Cette fois, Monelle ne sortit pas de l'inconnu. Aucun petit rire n'agita la brume. Monelle était loin, et ne se souvenait plus du soir ni de l'année. Qui sait? Elle s'était glissée peut-être à la nuit dans la chambrette inhabitée et le guettait derrière la porte avec un tressaillement doux. L'enfant marcha sans bruit, pour la surprendre. Mais elle n'était plus là. Elle allait revenir,—oh! oui,—elle allait revenir. Les autres enfants avaient eu assez de bonheur d'elle. C'était à son tour, maintenant. L'enfant entendit sa voix malicieuse murmurant: «Je suis sage aujourd'hui!» Petite parole disparue, lointaine, effacée comme une ancienne teinte, usée déjà par les échos du souvenir.
L'enfant s'assit patiemment. Là était le petit fauteuil d'osier, marqué de son corps, et le tabouret qu'elle aimait, et la petite glace plus chérie parce qu'elle était cassée, et la dernière chemisette qu'elle avait cousue, la chemisette «qui s'appelait Monelle», dressée, un peu gonflée, attendant sa maîtresse.

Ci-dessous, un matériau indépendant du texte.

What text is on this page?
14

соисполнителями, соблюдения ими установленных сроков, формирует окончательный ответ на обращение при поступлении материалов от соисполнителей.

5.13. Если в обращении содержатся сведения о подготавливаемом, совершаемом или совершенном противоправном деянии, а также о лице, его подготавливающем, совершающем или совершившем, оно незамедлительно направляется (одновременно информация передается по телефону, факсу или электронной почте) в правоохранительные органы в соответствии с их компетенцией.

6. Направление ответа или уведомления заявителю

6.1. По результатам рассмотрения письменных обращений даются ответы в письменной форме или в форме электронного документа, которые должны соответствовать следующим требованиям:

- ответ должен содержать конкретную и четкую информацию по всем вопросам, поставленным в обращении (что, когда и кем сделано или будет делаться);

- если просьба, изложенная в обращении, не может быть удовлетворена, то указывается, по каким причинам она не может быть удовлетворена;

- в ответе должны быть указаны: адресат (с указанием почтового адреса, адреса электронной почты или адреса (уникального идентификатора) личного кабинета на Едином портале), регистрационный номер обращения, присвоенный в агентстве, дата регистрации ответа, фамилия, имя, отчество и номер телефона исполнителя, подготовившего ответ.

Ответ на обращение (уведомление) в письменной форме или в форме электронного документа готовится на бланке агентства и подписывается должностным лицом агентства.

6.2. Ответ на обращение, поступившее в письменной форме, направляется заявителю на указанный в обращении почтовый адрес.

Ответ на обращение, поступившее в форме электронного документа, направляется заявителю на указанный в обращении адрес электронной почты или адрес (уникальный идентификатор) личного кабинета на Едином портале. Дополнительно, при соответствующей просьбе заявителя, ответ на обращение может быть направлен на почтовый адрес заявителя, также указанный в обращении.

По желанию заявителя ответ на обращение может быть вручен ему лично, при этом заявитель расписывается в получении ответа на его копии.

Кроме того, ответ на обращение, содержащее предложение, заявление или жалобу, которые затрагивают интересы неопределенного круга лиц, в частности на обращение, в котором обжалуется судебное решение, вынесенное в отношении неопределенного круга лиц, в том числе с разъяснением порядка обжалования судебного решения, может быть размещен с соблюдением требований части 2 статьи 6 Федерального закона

Toutes les petites choses de la chambre l'attendaient. La table à ouvrage était restée ouverte. Le petit mètre dans sa boîte ronde allongeait sa langue verte, percée d'un anneau. La toile dépliée des mouchoirs se soulevait en petites collines blanches. Les pointes des aiguilles se dressaient derrière, semblables à des lances embusquées. Le petit dé de fer ouvragé était un chapeau d'armes abandonné. Les ciseaux ouvraient indolemment la gueule comme un dragon d'acier. Ainsi tout dormait dans l'attente. Le petit chariot de chair, souple et agile, ne circulait plus, versant sur ce monde enchanté sa tiède chaleur. Tout l'étrange petit château de travail sommeillait. L'enfant espérait. La porte allait s'ouvrir, doucement; la flammèche rieuse volèterait; les collines blanches s'étaleraient; les fines lances se choqueraient; le chapeau d'armes retrouverait sa tête rose; le dragon d'acier claquerait rapidement de la gueule, et le petit chariot de chair trottinerait partout, et la voix effacée dirait encore: «Je suis sage aujourd'hui!»—Est-ce que les miracles n'arrivent pas deux fois?
DE SA PATIENCE
J'arrivai dans un lieu très étroit et obscur, mais parfumé d'une odeur triste de violettes étouffées. Et il n'y avait nul moyen d'éviter cet endroit, qui est comme un long passage. Et, tâtonnant autour de moi, je touchai un petit corps ramassé comme jadis dans le sommeil, et je frôlai des cheveux, et je passai la main sur une figure que je connaissais, et il me parut que la petite figure se fronçait sous mes doigts, et je reconnus que j'avais trouvé Monelle qui dormait seule en ce lieu obscur.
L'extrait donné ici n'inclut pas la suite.